Eles são funcionários da empresa com carteira assinada e todos os direitos garantidos. É uma forma de dar autonomia e reconhecer as potencialidades individuais, como destacou Marlon Batista Moraes, presidente da Apae Passo Fundo.
— Mais do que algo previsto na legislação, falamos aqui de uma ação social. Dar espaço para que todos se desenvolvam, cresçam e mostrem que podem, sim, aprender e contribuir. Incentivamos espaços como esse e que as empresas despertem para esse lado sem preconceito, sem discriminação. Tudo é possível dentro de um mundo de possibilidades — comenta.
Aléxia Aparecida Soares Damo, 25 anos, é uma dos contratadas para o viveiro. Com o salário no fim do mês, ajuda nas contas da casa e paga a faculdade de Pedagogia que começou a cursar esse ano. A força de vontade supera a deficiência intelectual que tem. É apenas um detalhe em uma vida repleta de desejos e significado.
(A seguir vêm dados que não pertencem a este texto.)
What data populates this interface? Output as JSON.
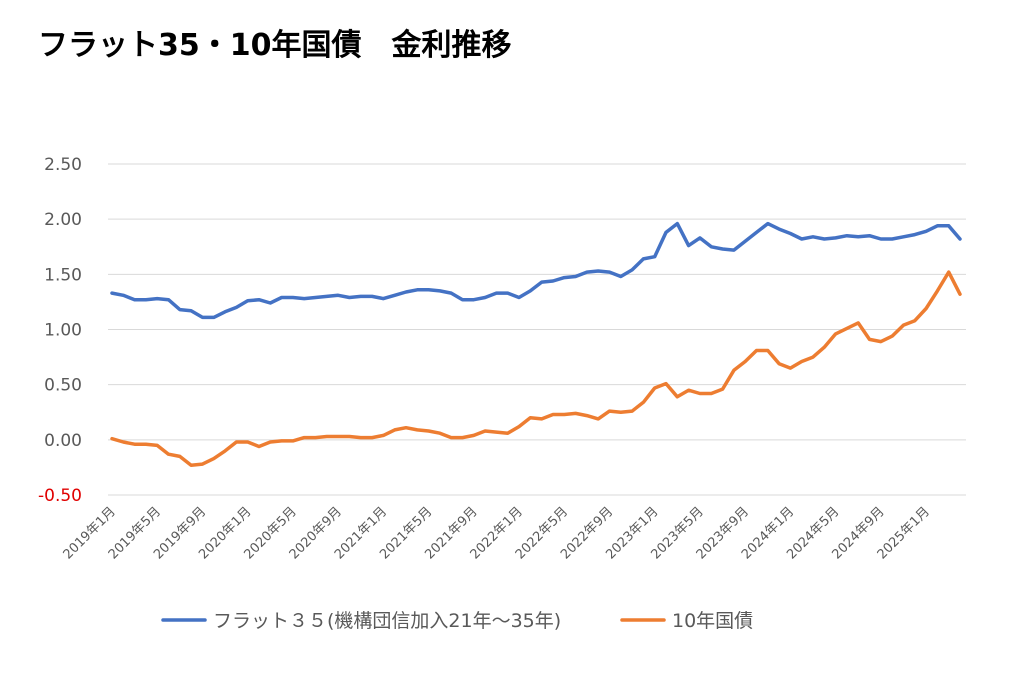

— Quero terminar a faculdade e falar para outras pessoas seguirem seus sonhos, não desistirem, a gente consegue. Compro minhas coisas, saio. Sou feliz.
O que diz o poder público
A secretaria de Obras de Passo Fundo afirma que fiscaliza os passeios e que, mediante denúncia, notifica os proprietários de imóveis para consertos. Em pouco mais de dois anos, 1.700 novos projetos de empreendimentos na cidade passaram por avaliação e indicação para construção que atenda a acessibilidade de todos os públicos.
Segundo o secretário de Obras, Rubens Astolfi, a lei define que o responsável pela conservação das calçadas é o dono da edificação, seja moradia ou ponto comercial.
— Quando é preciso passar por uma obra que vai interferir na via, já adotamos o novo modelo com as normas vigentes, com instalação de rampas, piso tátil e tipo de material a ser usado. No site da prefeitura de Passo Fundo existe uma modelo com todas as medidas e especificações para ajudar os engenheiros — afirmou.
Segundo a prefeitura, 10 cruzamentos do município possuem semáforos para pedestres. Desses, quatro possuem botoeiras para deficientes visuais.
"De fato, dois estão em manutenção. O [semáforo] da Sete de Setembro estamos concluindo um estudo de mudanças no trajeto dos pedestres para proporcionar mais segurança. Então, logo será atendido. Assim que for possível colocaremos todos em funcionamento", diz uma nota enviada pela secretaria de Segurança Pública de Passo Fundo.